Protein snack producer Lenny and Larry’s has upped the cash reimbursement available to consumers in a settlement offer in order to conclude litigation around the product’s protein claims.
The changes came after the U.S. Department of Justice’ Consumer Protection Branch urged a federal judge in Illinois to reject the company’s previous offer as too low.
Last year, in response to a lawsuit alleging that the brands’s cookies lacked the amount of protein stated on its nutrition labels, Lenny & Larry’s agreed to reimburse cookie buyers through a cash refund or replacement cookies. The brand alloted $1.85 million in fees — with $350,000 set aside for cash reimbursement to claimants and $1.1 going towards legal fees — and up to $3.15 million in free products. If not all cookies were claimed, any remaining product would be distributed to key retail accounts.
However, the Justice Department found fault with the settlement and urged the court to reject the agreement on the grounds that claimants, who typically request cash over replacement, would see their payment shrunk due to the amount of the cash pool available. The free product offered, the Department said, would then effectively serve as a marketing tool for the brand.

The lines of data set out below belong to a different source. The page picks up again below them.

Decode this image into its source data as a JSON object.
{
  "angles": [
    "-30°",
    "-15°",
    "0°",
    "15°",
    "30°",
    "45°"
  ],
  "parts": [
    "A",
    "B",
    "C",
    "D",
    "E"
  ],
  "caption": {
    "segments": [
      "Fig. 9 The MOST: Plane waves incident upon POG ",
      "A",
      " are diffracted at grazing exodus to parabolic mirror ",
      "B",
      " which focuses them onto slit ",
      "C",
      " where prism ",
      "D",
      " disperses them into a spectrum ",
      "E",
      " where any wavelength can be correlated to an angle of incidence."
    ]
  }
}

Lenny & Larry’s now says that the class notice drew over 90,000 responses, nine times the 10,000 they’d originally projected, with 66,647 of the claims deemed to be valid and 90 percent of class members electing to receive cash over replacement cookies. As a result, the company is proposing to amend the settlement to increase the cash reimbursement pool to $890,000 and shrink the product allotment value to $300,000. The amount set aside for legal fees will drop to roughly $400,000 lowering the total value of the settlement to $2.3 million.
The proposed settlement also increases the benefits for class members. Claimants without proof of purchase can now receive $14.60 (up from $10) in cash, or cookies worth $21.95 (up from $15). Claimants with proof of purchase will still receive between $20 and $50 in cash, or $35 worth of cookies (up from $30). Despite the revised settlement, the company still disputes the original claim.